Grazie alla surgelazione otteniamo un totale blocco della proliferazione batterica all'interno del prodotto.  Capita che l’effetto criogeno sul prodotto alimentare uccida i microbi attraverso l’azione microbicida poiché capita spesso che i microcristalli perforino i tessuti dei microbi.

 

I microbi che sopravvivono ( e sono la maggior parte ) possono rimanere vitali a lungo a temperature basse. Il freddo ha un effetto prevalentemente microbiostatico, non fornisce un’azione risanante ne sterilizzante.

Fino ad ora abbiamo fatto chiarezza sul significato di surgelazione.
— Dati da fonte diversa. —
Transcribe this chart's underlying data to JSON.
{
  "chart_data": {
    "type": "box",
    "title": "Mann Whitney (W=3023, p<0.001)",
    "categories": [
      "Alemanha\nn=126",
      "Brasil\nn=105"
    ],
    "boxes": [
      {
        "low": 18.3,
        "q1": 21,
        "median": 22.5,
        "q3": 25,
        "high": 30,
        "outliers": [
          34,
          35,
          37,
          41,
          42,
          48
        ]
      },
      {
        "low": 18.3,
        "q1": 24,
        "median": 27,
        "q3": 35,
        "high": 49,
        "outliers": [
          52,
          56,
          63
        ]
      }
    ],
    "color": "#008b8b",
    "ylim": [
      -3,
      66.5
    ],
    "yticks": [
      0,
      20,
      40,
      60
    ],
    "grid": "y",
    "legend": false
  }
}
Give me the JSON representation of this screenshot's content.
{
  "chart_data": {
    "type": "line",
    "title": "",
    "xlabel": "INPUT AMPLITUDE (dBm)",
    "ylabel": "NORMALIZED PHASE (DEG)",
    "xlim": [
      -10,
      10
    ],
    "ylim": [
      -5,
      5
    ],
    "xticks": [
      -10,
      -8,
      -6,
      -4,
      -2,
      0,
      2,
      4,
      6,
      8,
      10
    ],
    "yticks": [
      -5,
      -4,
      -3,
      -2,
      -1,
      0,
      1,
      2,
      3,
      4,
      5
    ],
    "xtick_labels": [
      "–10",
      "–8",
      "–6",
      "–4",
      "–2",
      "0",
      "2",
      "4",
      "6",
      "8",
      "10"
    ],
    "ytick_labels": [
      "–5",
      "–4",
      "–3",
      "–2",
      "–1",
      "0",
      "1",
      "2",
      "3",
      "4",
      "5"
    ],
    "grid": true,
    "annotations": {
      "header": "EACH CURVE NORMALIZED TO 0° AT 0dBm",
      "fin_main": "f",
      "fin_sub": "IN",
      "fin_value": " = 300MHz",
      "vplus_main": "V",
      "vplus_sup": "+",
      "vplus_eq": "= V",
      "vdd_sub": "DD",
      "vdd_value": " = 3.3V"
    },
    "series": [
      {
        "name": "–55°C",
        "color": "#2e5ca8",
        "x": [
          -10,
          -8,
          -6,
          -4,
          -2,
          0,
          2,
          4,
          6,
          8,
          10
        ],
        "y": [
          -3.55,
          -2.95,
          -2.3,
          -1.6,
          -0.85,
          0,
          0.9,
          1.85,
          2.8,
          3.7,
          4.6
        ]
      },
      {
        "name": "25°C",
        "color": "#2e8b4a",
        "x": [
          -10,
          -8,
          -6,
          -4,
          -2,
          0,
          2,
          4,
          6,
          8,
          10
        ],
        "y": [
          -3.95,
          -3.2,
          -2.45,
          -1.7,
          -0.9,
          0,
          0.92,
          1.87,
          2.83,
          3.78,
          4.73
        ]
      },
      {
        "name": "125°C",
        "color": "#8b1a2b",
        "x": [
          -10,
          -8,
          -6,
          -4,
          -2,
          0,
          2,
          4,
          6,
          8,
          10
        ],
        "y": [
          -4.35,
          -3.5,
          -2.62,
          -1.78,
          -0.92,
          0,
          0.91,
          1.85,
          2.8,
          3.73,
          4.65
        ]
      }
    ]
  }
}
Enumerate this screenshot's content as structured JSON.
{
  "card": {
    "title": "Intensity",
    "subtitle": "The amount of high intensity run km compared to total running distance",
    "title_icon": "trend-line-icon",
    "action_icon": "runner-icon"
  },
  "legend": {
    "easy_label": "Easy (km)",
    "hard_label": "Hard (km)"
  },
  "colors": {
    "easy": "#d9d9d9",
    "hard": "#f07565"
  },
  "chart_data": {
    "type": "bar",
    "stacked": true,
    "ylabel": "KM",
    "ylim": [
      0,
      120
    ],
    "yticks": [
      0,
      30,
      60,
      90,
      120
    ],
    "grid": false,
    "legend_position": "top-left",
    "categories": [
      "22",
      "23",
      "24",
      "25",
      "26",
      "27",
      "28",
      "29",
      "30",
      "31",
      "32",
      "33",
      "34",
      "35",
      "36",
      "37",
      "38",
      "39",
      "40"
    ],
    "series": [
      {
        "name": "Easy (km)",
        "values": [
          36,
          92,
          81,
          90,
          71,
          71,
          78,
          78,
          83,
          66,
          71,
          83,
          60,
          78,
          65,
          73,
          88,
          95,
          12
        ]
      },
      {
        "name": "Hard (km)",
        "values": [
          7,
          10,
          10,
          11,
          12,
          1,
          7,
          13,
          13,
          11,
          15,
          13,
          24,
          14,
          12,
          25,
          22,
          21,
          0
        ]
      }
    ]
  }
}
Adesso analizziamo insieme cosa in realtà si intende per “congelamento”. Partiamo dal presupposto che questo termine non appare in alcuna disposizione legislativa, a differenza della “surgelazione”.

 

Parlando di congelamento, intendiamo il processo attraverso il quale il prodotto raggiunge -18°C in un tempo variabile: si parla infatti di congelamento lento, procedura ormai desueta, e congelamento rapido che comporta la formazione di un maggior numero di micro cristalli d’acqua (molto simile alla surgelazione). La grandezza dei cristalli incide significativamente sulle proprietà organolettiche del prodotto: se il processo di raffreddamento è lento, i cristalli tendono ad aumentare il loro volume agglomerando l’acqua vicina e provocando la parziale disidratazione con conseguente rottura delle pareti delle membrane cellulari. Ciò causa, dopo il rinvenimento del prodotto, una perdita di turgidità dei tessuti e dei nutrienti in esso contenuti. Un’elevata velocità di congelamento, invece, promuove una cristallizzazione uniforme del tessuto in piccoli ed omogenei cristalli; tanto più è veloce il raffreddamento, tanto più si riducono i dammi al tessuto, vegetale o animale, del prodotto che si intende trattare, con il risultato che allo scongelamento il prodotto sarà molto simile al prodotto fresco in termini di turgidità, valori nutritivi ed organolettici. Al riguardo si pone la questione dell’uso dell’abbattitore di temperatura: decisamente indicato per ottenere un prodotto costante e sicuro. 

 

L’abbattitore è uno strumento in grado di abbassare rapidamente la temperatura dei prodotti cotti sia in positivo che in negativo. L’abbattitore consente maggiori garanzie di salubrità, abbassando rapidamente la temperatura di un prodotto appena cotto, quindi con bassissima carica microbica, alla temperatura di sicurezza.  Avere uno strumento del genere, oltre all'imprescindibile valore aggiunto di un laboratorio di pasticceria, si rivela estremamente utile anche a livello domestico (essendo facilmente reperibile in misure minime adatte alle cucine di casa) fornendo maggiore sicurezza all'alimentazione di tutta la famiglia.